Single by G Flip

from the album About Us
- Released: 18 January 2019
- Length: 3:40
- Label: Future Classic;
- Songwriter(s): Georgia Flipo; Kaelyn Behr;
- Producer(s): Georgia Flipo; Styalz Fuego;

G Flip singles chronology
| "Bring Me Home" (2019) | "Drink Too Much" (2019) | "I Am Not Afraid" (2019) |

Music video
- "Drink Too Much" on YouTube

= Drink Too Much =

2019 single by G Flip

"Drink Too Much" is a song by Australian indie pop singer G Flip. It was released on 18 January 2019 as the fourth single from their debut studio album, About Us (2019). The song peaked at number 72 on the ARIA charts and was certified double platinum in February 2024. The song was voted number 6 in the Triple J Hottest 100, 2019.
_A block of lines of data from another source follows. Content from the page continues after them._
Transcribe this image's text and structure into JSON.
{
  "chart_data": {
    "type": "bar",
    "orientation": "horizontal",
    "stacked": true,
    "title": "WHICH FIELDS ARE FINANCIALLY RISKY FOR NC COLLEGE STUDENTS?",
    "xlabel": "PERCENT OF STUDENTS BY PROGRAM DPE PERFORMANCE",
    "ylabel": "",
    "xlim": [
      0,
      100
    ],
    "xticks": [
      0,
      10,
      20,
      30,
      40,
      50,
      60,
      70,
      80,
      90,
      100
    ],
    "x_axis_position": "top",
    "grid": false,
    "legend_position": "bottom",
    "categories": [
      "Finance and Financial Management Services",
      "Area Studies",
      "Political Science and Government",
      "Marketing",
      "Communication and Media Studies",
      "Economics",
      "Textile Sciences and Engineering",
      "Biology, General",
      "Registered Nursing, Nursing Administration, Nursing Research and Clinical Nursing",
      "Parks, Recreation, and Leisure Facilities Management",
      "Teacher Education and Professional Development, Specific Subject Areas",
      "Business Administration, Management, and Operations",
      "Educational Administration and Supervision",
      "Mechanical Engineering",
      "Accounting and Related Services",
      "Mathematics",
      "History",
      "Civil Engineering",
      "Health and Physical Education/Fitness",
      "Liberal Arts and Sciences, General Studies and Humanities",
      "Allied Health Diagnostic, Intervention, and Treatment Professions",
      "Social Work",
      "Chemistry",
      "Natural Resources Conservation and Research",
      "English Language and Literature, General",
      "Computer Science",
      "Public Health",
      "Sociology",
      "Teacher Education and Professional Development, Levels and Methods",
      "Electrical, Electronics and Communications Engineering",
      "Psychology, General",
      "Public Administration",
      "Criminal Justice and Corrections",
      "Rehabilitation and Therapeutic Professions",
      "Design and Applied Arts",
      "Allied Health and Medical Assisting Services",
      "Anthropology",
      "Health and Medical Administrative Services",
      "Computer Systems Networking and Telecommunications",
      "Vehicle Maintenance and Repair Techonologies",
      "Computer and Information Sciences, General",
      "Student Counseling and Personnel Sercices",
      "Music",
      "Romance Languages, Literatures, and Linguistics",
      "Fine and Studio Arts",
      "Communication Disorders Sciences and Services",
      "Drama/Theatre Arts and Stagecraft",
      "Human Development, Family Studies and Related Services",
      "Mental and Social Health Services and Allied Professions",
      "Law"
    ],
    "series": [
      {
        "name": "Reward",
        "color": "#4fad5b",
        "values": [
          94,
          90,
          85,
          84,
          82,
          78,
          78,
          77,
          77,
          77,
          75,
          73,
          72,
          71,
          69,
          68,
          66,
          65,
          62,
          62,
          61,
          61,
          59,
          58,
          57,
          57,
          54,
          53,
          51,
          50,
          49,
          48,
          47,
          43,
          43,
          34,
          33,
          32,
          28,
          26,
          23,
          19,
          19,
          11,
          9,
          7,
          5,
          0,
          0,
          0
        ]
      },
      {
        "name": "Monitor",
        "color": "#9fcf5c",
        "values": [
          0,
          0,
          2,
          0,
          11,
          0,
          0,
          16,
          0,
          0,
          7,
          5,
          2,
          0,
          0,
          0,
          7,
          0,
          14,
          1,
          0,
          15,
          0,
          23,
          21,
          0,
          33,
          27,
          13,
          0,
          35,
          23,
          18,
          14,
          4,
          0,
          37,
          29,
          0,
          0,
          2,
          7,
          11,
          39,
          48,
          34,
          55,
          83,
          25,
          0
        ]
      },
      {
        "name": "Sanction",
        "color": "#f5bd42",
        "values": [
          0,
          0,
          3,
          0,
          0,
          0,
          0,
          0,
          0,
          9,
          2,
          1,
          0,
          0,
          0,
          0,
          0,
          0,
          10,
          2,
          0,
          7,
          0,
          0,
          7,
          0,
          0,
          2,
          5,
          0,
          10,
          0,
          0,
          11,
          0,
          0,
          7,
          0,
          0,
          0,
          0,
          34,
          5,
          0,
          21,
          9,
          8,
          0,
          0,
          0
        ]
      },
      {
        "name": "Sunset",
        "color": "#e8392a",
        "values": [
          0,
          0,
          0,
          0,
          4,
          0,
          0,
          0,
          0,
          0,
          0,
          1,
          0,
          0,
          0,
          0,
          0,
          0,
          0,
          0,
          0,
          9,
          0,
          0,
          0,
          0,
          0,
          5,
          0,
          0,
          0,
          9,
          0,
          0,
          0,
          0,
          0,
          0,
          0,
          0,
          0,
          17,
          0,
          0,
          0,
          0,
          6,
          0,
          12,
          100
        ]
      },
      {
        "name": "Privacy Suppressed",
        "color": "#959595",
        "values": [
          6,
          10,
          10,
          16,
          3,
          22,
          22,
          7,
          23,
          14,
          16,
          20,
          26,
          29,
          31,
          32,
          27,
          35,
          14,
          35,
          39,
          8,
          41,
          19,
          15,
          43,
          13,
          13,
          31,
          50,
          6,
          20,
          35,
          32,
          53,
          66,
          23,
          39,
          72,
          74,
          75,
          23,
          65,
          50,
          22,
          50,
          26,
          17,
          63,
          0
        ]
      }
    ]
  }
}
At the 2019 ARIA Music Awards, the song's video was nominated for Best Video.

== Charts ==

Chart performance for "Drink Too Much"
| Chart (2019–2020) | Peak position |
|---|---|
| Australia (ARIA) | 72 |

== Certifications ==

Certifications and sales for "Drink Too Much"
| Region | Certification | Certified units/sales |
| Australia (ARIA) | 2× Platinum | 140,000^{‡} |
^{‡} Sales+streaming figures based on certification alone.